The performance is an adaptation of the first Sherlock Holmes story by Arthur Conan Doyle in which the great detective first meets his friend and biographer, Dr John Watson, told by just two actors and an apparently random collection of props and scenery. This has become a common style of comic play, where a familiar old novel is performed frantically for laughs with lots of doubling and trebling of roles and slapstick and disputes between the performers, and there is certainly plenty of this in Lesley Hart's adaptation and Marc Small's production, but there is something else going on here as well.

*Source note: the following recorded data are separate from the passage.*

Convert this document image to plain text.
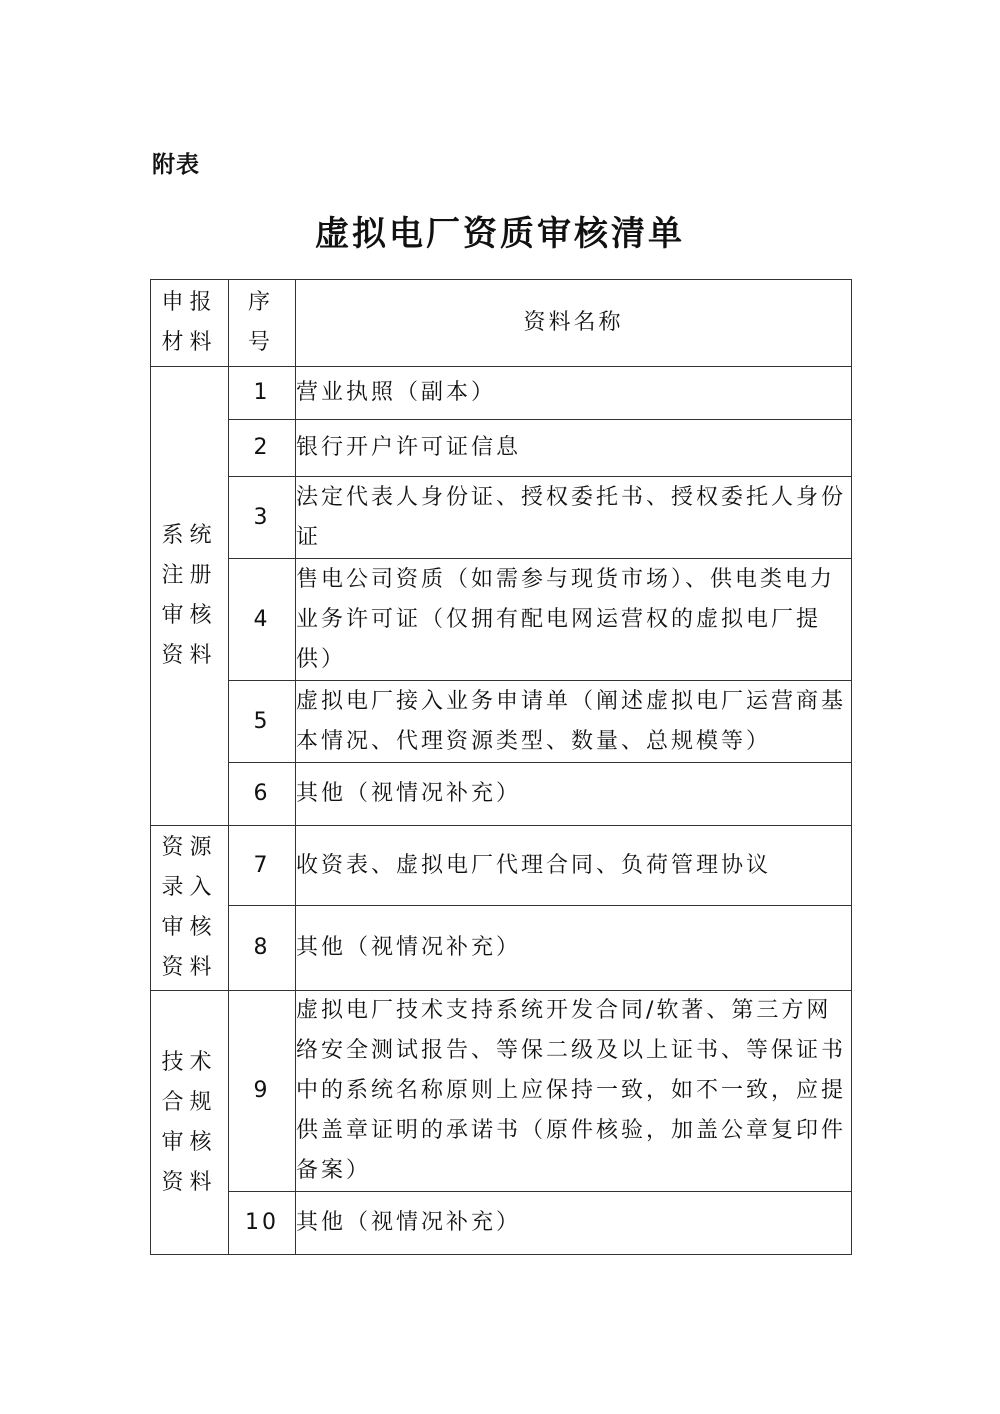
附表
虚拟电厂资质审核清单
申报材料	序号	资料名称
系统注册审核资料	1	营业执照（副本）
	2	银行开户许可证信息
	3	法定代表人身份证、授权委托书、授权委托人身份证
	4	售电公司资质（如需参与现货市场）、供电类电力业务许可证（仅拥有配电网运营权的虚拟电厂提供）
	5	虚拟电厂接入业务申请单（阐述虚拟电厂运营商基本情况、代理资源类型、数量、总规模等）
	6	其他（视情况补充）
资源录入审核资料	7	收资表、虚拟电厂代理合同、负荷管理协议
	8	其他（视情况补充）
技术合规审核资料	9	虚拟电厂技术支持系统开发合同/软著、第三方网络安全测试报告、等保二级及以上证书、等保证书中的系统名称原则上应保持一致，如不一致，应提供盖章证明的承诺书（原件核验，加盖公章复印件备案）
	10	其他（视情况补充）
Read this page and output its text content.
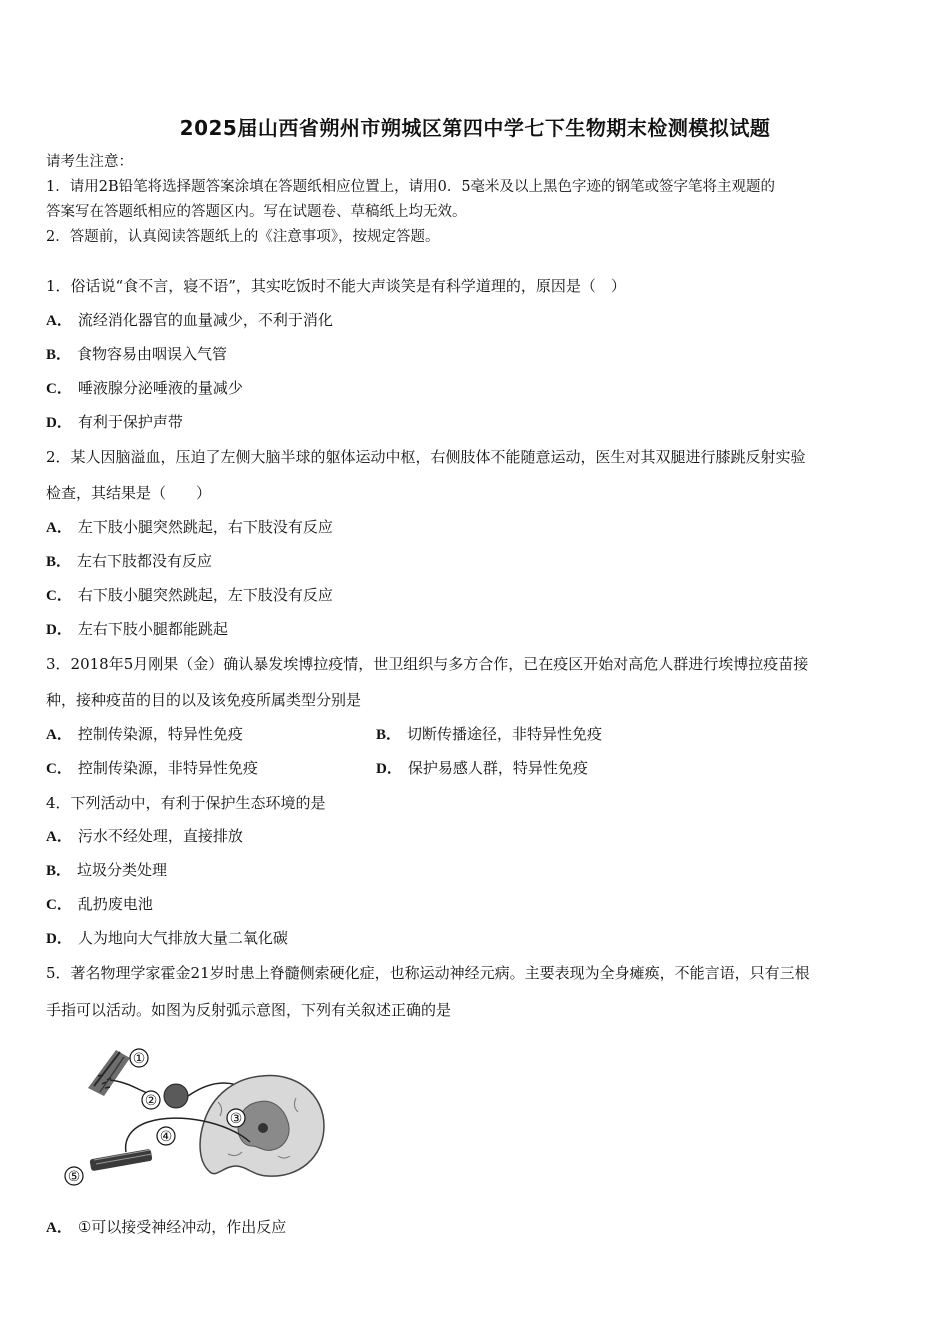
2025届山西省朔州市朔城区第四中学七下生物期末检测模拟试题
请考生注意：
1．请用2B铅笔将选择题答案涂填在答题纸相应位置上，请用0．5毫米及以上黑色字迹的钢笔或签字笔将主观题的
答案写在答题纸相应的答题区内。写在试题卷、草稿纸上均无效。
2．答题前，认真阅读答题纸上的《注意事项》，按规定答题。
1．俗话说“食不言，寝不语”，其实吃饭时不能大声谈笑是有科学道理的，原因是（　）
A． 流经消化器官的血量减少，不利于消化
B． 食物容易由咽误入气管
C． 唾液腺分泌唾液的量减少
D． 有利于保护声带
2．某人因脑溢血，压迫了左侧大脑半球的躯体运动中枢，右侧肢体不能随意运动，医生对其双腿进行膝跳反射实验
检查，其结果是（　　）
A． 左下肢小腿突然跳起，右下肢没有反应
B． 左右下肢都没有反应
C． 右下肢小腿突然跳起，左下肢没有反应
D． 左右下肢小腿都能跳起
3．2018年5月刚果（金）确认暴发埃博拉疫情，世卫组织与多方合作，已在疫区开始对高危人群进行埃博拉疫苗接
种，接种疫苗的目的以及该免疫所属类型分别是
A． 控制传染源，特异性免疫	B． 切断传播途径，非特异性免疫
C． 控制传染源，非特异性免疫	D． 保护易感人群，特异性免疫
4．下列活动中，有利于保护生态环境的是
A． 污水不经处理，直接排放
B． 垃圾分类处理
C． 乱扔废电池
D． 人为地向大气排放大量二氧化碳
5．著名物理学家霍金21岁时患上脊髓侧索硬化症，也称运动神经元病。主要表现为全身瘫痪，不能言语，只有三根
手指可以活动。如图为反射弧示意图，下列有关叙述正确的是
①
②
③
④
⑤
A． ①可以接受神经冲动，作出反应
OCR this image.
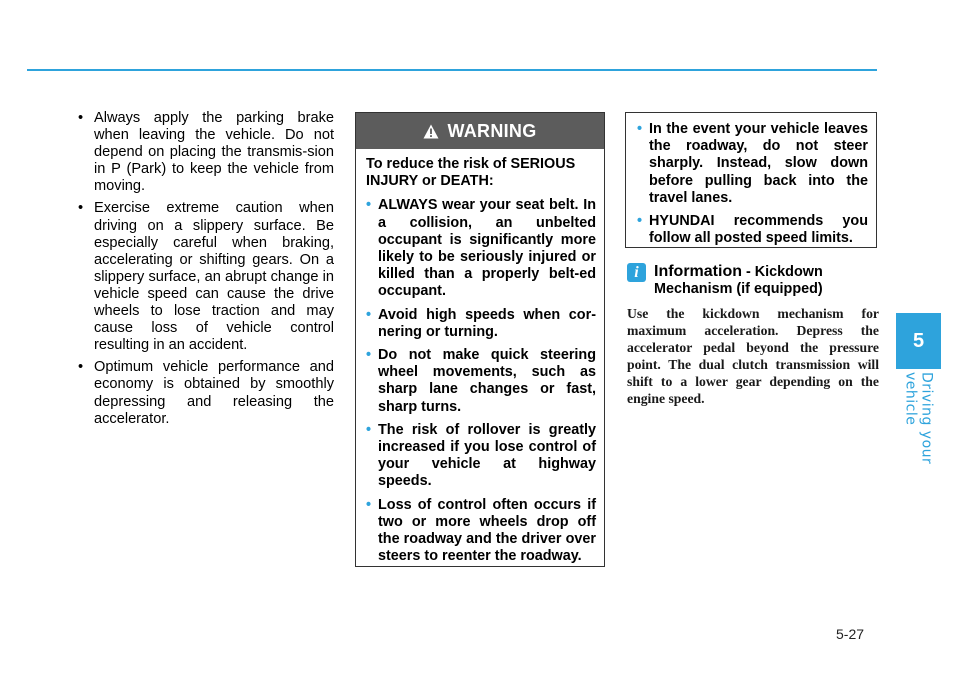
• Always apply the parking brake when leaving the vehicle. Do not depend on placing the transmis-sion in P (Park) to keep the vehicle from moving.
• Exercise extreme caution when driving on a slippery surface. Be especially careful when braking, accelerating or shifting gears. On a slippery surface, an abrupt change in vehicle speed can cause the drive wheels to lose traction and may cause loss of vehicle control resulting in an accident.
• Optimum vehicle performance and economy is obtained by smoothly depressing and releasing the accelerator.
WARNING

To reduce the risk of SERIOUS INJURY or DEATH:

• ALWAYS wear your seat belt. In a collision, an unbelted occupant is significantly more likely to be seriously injured or killed than a properly belt-ed occupant.
• Avoid high speeds when cor-nering or turning.
• Do not make quick steering wheel movements, such as sharp lane changes or fast, sharp turns.
• The risk of rollover is greatly increased if you lose control of your vehicle at highway speeds.
• Loss of control often occurs if two or more wheels drop off the roadway and the driver over steers to reenter the roadway.
• In the event your vehicle leaves the roadway, do not steer sharply. Instead, slow down before pulling back into the travel lanes.
• HYUNDAI recommends you follow all posted speed limits.
i Information - Kickdown
Mechanism (if equipped)
Use the kickdown mechanism for maximum acceleration. Depress the accelerator pedal beyond the pressure point. The dual clutch transmission will shift to a lower gear depending on the engine speed.
5
Driving your vehicle
5-27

It begins with Harry (Deirdre Davis) and Ash (Ben Stock) preparing to perform the story, but she stops and remarks on a flock of starlings, which he dismisses until he latches on and joins in the fantasy. The play within the play starts with Harry playing both Holmes and Watson, the two almost indistinguishable except Holmes wears his famous deerstalker, which Ash sometimes holds up at head level for Harry as Watson to speak to. Ash plays the landlady, Inspector Lestrade, a constable and anyone else who drifts into the story, until he demands to play Watson. Harry objects on the basis that Ash is/was a doctor, whereas Harry is/was a professional actor, but Ash says, "we're two people stranded on a blasted rock—it's not Covent bloody Garden!"

It gradually becomes clear that we are in some post-climate-change-apocalypse scenario, where society has broken down and these two lonely people re-enact this story, and possibly others, to pass the time—and that Harry is gravely ill.

The existential drama of two people stuck in a loop of performing the same theatrical rituals reminded me of Enda Walsh's The Walworth Farce, and possibly even of Godot, but it doesn't have the same weight or substance to it, and the humour and knockabout routines, while they often work well enough, aren't as frantic or as inventive as many similar comic adaptations. For a performance of less than an hour, it is trying to do too many things for any of them to really shine or to show why they are all in the same show.

However, the performances from Davis and Stock are always engaging, sometimes funny and often make you feel for characters that are fairly thinly drawn, so it's still a pleasant way to pass an hour in the afternoon in such beautiful surroundings, especially if the weather is as nice as it was when we saw it.